Agence France-Presse 09 - 11 - 2004
Alexandre Jardin en prison avec Dominique Perben pour promouvoir la lecture
L’écrivain Alexandre Jardin a visité mardi la maison d’arrêt de Villepinte (Seine-saint-Denis) en compagnie du ministre de la Justice Dominique Perben afin de promouvoir un programme destiné à élargir le vocabulaire des détenus mineurs par la lecture.
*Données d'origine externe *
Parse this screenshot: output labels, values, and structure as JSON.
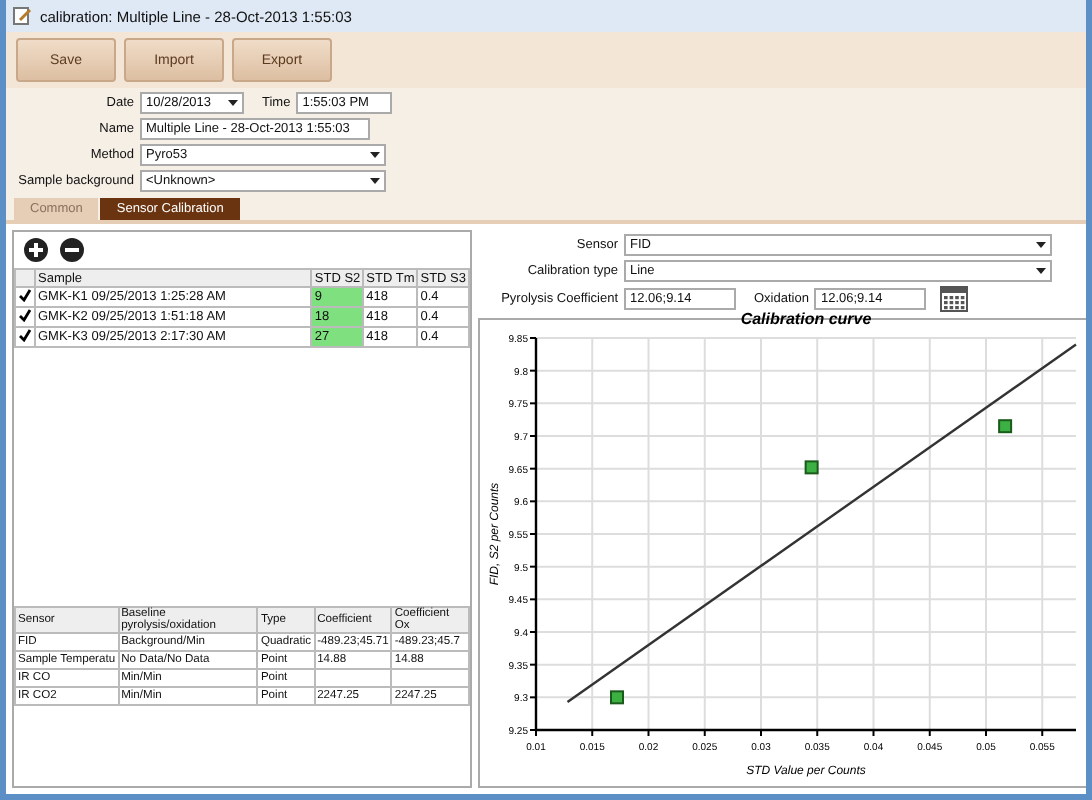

Cette opération baptisée "1.000 mots", menée par des bénévoles à l’initiative de l’écrivain, avec le soutien des ministères de la Justice et de l’Éducation, a bénéficié dans cette prison à douze jeunes détenus en 2003, à raison d’une heure et demie par semaine d’étude d’un livre. "Sur les 12 mineurs, dix sont aujourd’hui sortis de prison et aucun n’a été de nouveau écroué. Cela veut pas dire que l’opération peut éviter la récidive mais qu’elle fonde de nouveaux espoirs d’insertion", a expliqué le directeur de la maison d’arrêt Prosper Indo, qui a qualifié l’expérience de "très positive". Avec l’aide de leur tuteur, les mineurs concernés découvrent une oeuvre de la littérature française visant à leur faire acquérir 1.000 mots nouveaux. Selon les statistiques du ministère de la Justice, 18% des mineurs incarcérés sont en situation d’illettrisme et 14% ont des difficultés de lecture. Dans la plupart des cas, on estime qu’ils ne maîtrisent qu’environ 200 mots. "Nos objectifs sont extrêmement modestes, il ne s’agit pas de remettre les gens dans le droit chemin (...) C’est surtout une façon de faire en sorte que tout le monde puisse jouir en lisant des bouquins, y compris dans des endroits de grande souffrance", a témoigné Alexandre Jardin. Menée également à la prison de Loos (Nord), l’opération va prochainement être étendue notamment à Metz, Caen, Reims et Créteil.